Žurauskienė Justina, Kirk Paul D W, Stumpf Michael P H
Stat Appl Genet Mol Biol. 2016 Apr;15(2):107-22. doi: 10.1515/sagmb-2016-0016.
The rapid development of high throughput experimental techniques has resulted in a growing diversity of genomic datasets being produced and requiring analysis. Therefore, it is increasingly being recognized that we can gain deeper understanding about underlying biology by combining the insights obtained from multiple, diverse datasets. Thus we propose a novel scalable computational approach to unsupervised data fusion. Our technique exploits network representations of the data to identify similarities among the datasets. We may work within the Bayesian formalism, using Bayesian nonparametric approaches to model each dataset; or (for fast, approximate, and massive scale data fusion) can naturally switch to more heuristic modeling techniques. An advantage of the proposed approach is that each dataset can initially be modeled independently (in parallel), before applying a fast post-processing step to perform data integration. This allows us to incorporate new experimental data in an online fashion, without having to rerun all of the analysis. We first demonstrate the applicability of our tool on artificial data, and then on examples from the literature, which include yeast cell cycle, breast cancer and sporadic inclusion body myositis datasets.

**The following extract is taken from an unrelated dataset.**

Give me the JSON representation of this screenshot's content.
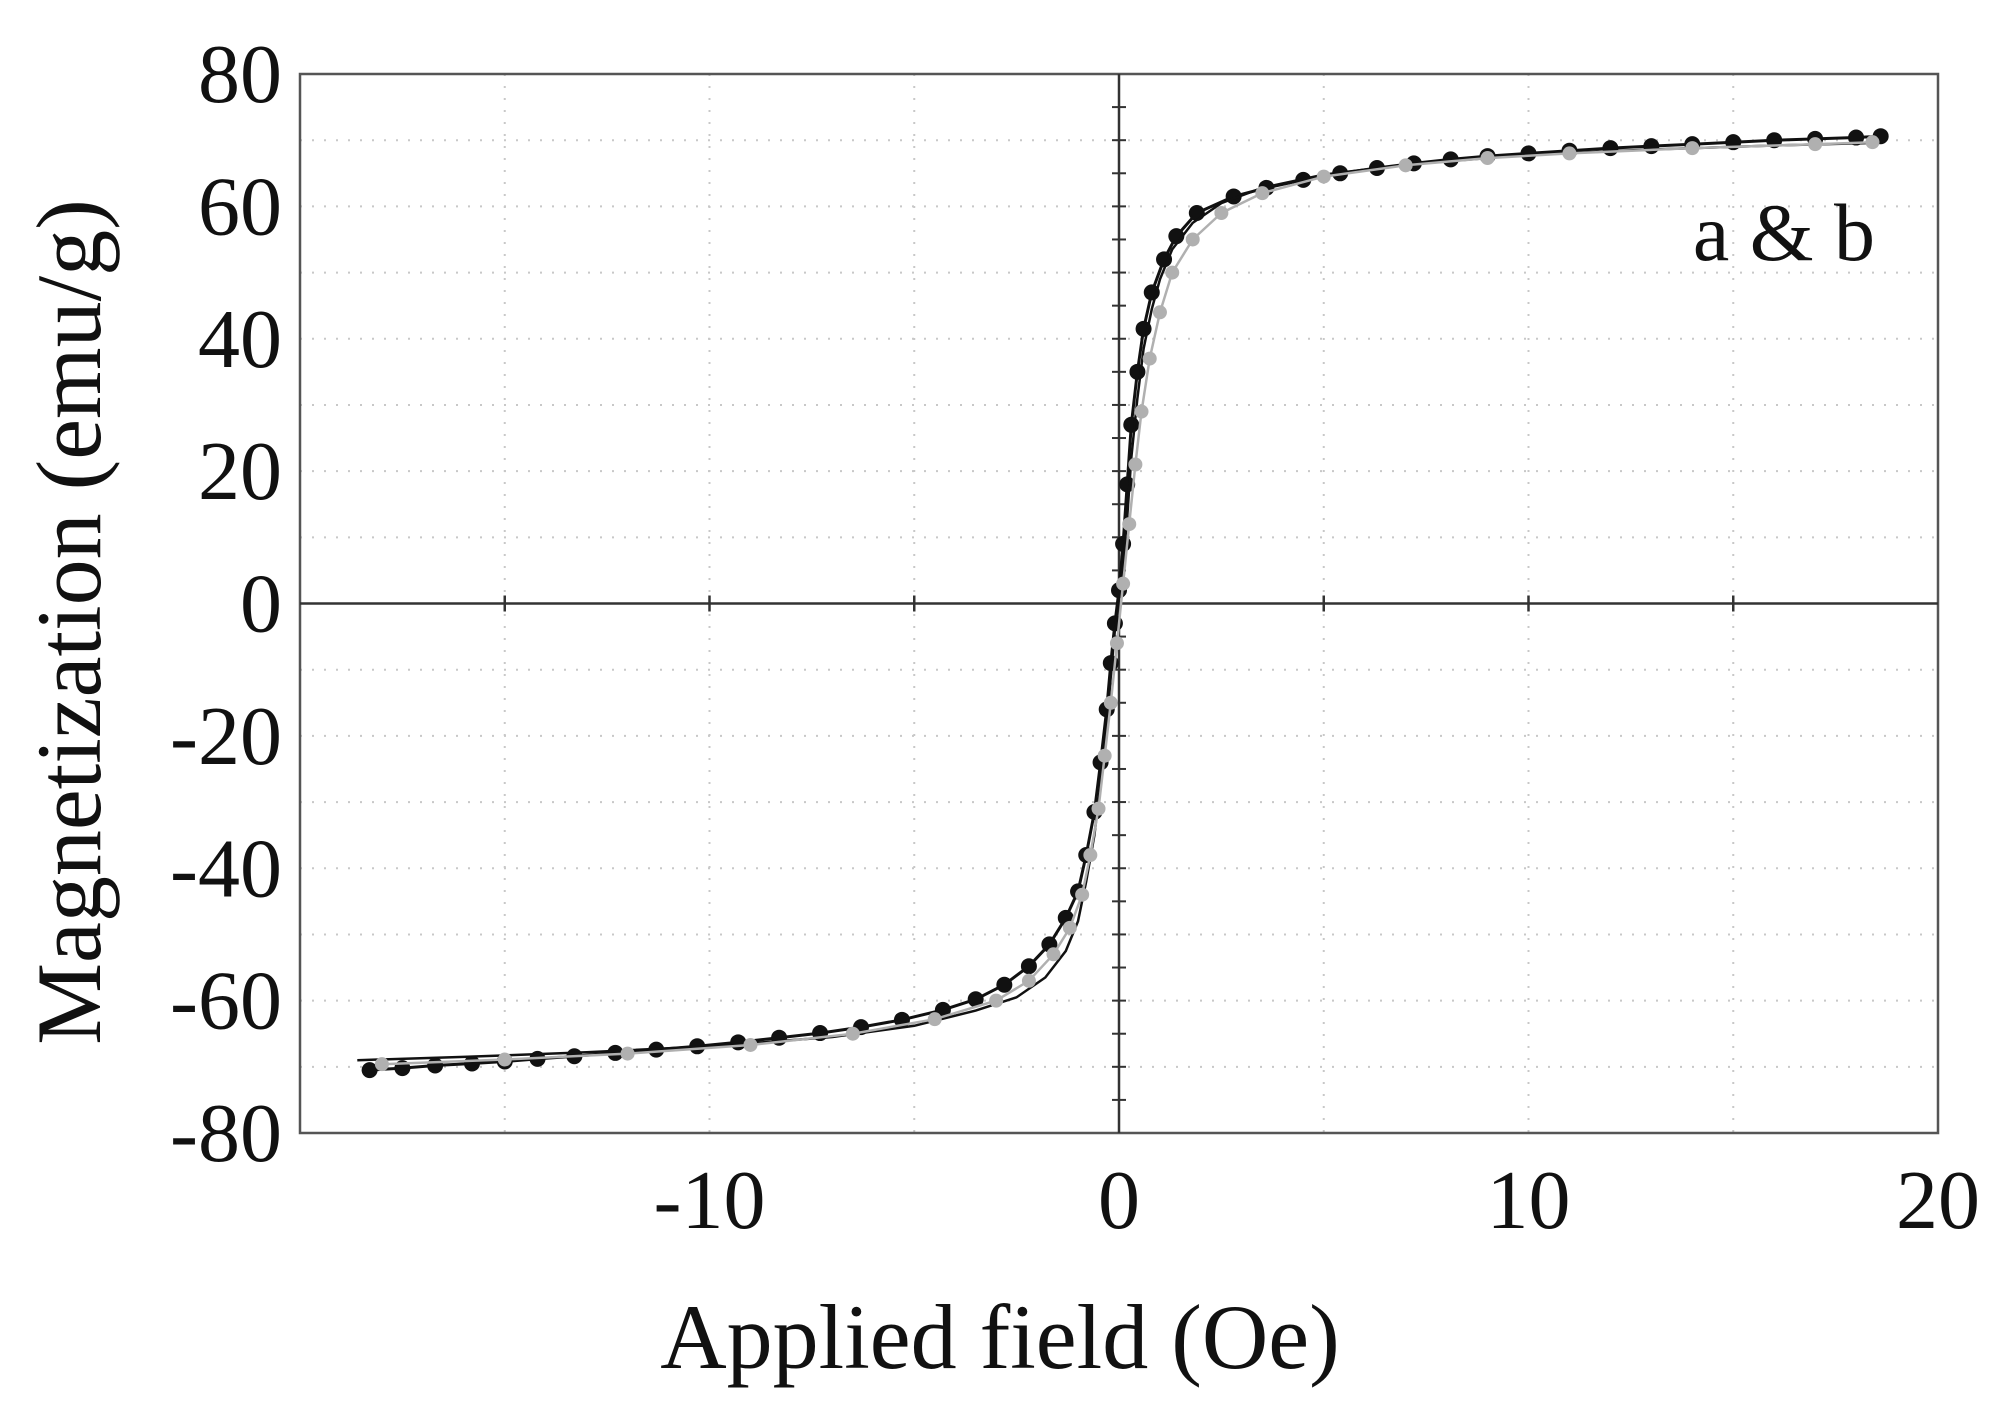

高通量实验技术的快速发展导致产生并需要分析的基因组数据集的多样性不断增加。因此,人们越来越认识到,通过结合从多个不同数据集中获得的见解,我们可以更深入地了解潜在生物学。因此,我们提出了一种新颖的可扩展计算方法用于无监督数据融合。我们的技术利用数据的网络表示来识别数据集之间的相似性。我们可以在贝叶斯形式体系内工作,使用贝叶斯非参数方法对每个数据集进行建模;或者(对于快速、近似和大规模数据融合)可以自然地切换到更启发式的建模技术。所提出方法的一个优点是,在应用快速后处理步骤进行数据整合之前,每个数据集最初可以独立(并行)建模。这使我们能够以在线方式纳入新的实验数据,而无需重新运行所有分析。我们首先在人工数据上展示我们工具的适用性,然后在文献中的示例上进行展示,这些示例包括酵母细胞周期、乳腺癌和散发性包涵体肌炎数据集。